Ce nouveau contentieux entre le géant états-unien et les éditeurs de presse français, dont le poids reste faible face au mastodonte d’outre-Atlantique, montre paradoxalement le besoin pour le moteur de recherche d’avoir accès aux contenus journalistiques pour pouvoir en générer des revenus. « C’est une très bonne nouvelle que ces services aient besoin de la presse », constate le directeur général de l’APIG. « Google sans les éditeurs de presse n’est rien puisque c’est sa source première d’information » assène pour sa part, l’avocate Rose Skenadje.
L’essor de l’IA générative, ces dernières années, transforme les relations entre les fournisseurs de cette technologie et les éditeurs de presse, ces derniers pouvant se sentir moins protégés au niveau du droit. « La difficulté, en matière numérique, et tout particulièrement au niveau de l’IA, c’est que c’est très récent et que le juridique a toujours un coup de retard par rapport aux pratiques réelles », observe Rose Skenadje.
Pour l’avocate, les nouvelles fonctionnalités d’IA se développent dans une zone grise juridique, en fonction des « connaissances techniques », des « interdictions prévues en amont ». Ce qui rend mécaniquement le temps de réponse plus lent que le lancement ou le développement des nouveaux outils.
Parallèlement, le contentieux envers Meta perdure. Car, après que l’Autorité de la concurrence a reçu une saisine de la Société des droits voisins de la presse (DVP) et de l’APIG pour abus de position dominante de la part du groupe états-unien détenu par Mark Zuckerberg, Meta a formulé une contestation de la décision 26-MC-02 du 8 juillet 2026, qui sera examinée par la Cour d’appel de Paris le 17 septembre 2026. Et ce, même si les mesures conservatoires comme une « négociation de bonne foi avec les éditeurs et agences de presse » sous la période de « reprise des contenus de presse depuis 2025 », ne seraient pas remises en cause.
Le cadre législatif national pourrait évoluer prochainement, dans l’objectif d’un renforcement des droits voisins. La proposition de loi Balanant, qui œuvre en ce sens, passera en commission mixte paritaire à l’Assemblée nationale à l’automne. Mais pour Pierre Petillaut, c’est le cadre européen qui est décisif pour défendre les intérêts des éditeurs de presse face à l’IA.

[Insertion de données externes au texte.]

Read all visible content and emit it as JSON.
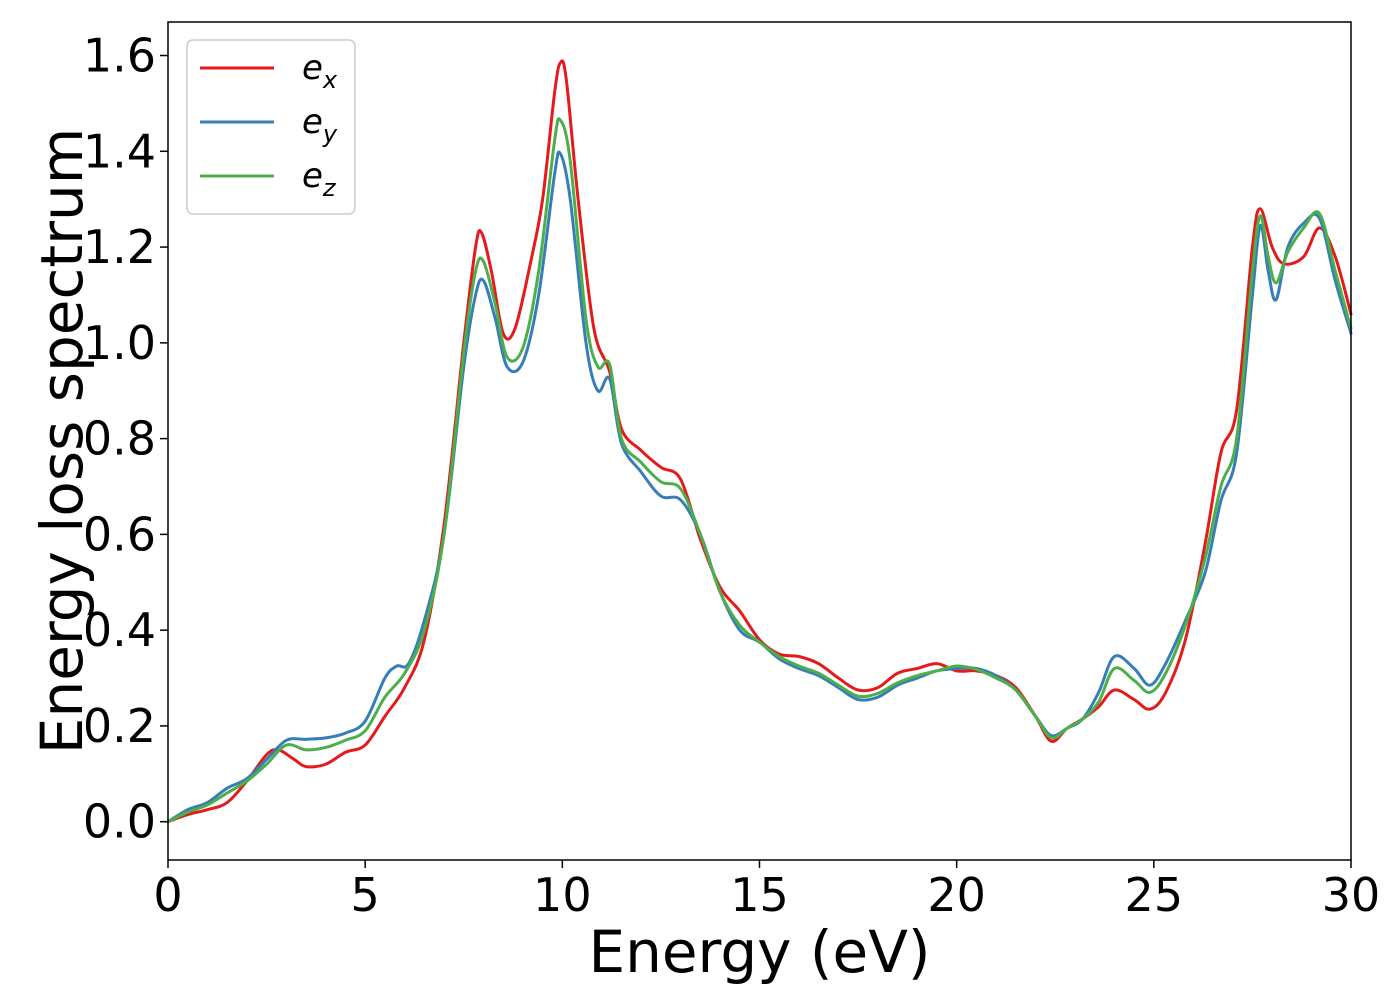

« On a un cadre qui est suffisamment vague et ambigu pour que les fournisseurs d’IA s’engouffrent dans la brèche et s’estiment légitimes à utiliser des applications de presse sans autorisation », déplore-t-il toutefois, appelant à plus de clarté de la part des législateurs européens sur ce point.
De même, le directeur général de l’APIG défend l’idée d’un encadrement plus restrictif de l’exception fouilles textes, « qui est une exception aux droits d’auteur et aux droits voisins », sur laquelle les fournisseurs d’IA s’appuient pour contourner la question de la propriété intellectuelle. « La règle générale doit être l’autorisation, au titre de la propriété intellectuelle », précise-t-il.
Serait-ce suffisamment efficace pour protéger les éditeurs de presse face aux GAFAM et au développement de leurs outils d’intelligence artificielle générative ? Pour Rose Skenadje, la question d’un relèvement du montant des amendes n’est pas à écarter, bien au contraire. « Je pense que la seule façon que Google arrête, c’est de faire en sorte que les sanctions soient plus importantes que le chiffre d’affaires qui serait produit en cas de violation », estime l’avocate. Reste à savoir si les géants du numérique seraient prêts à se conformer au cadre légal.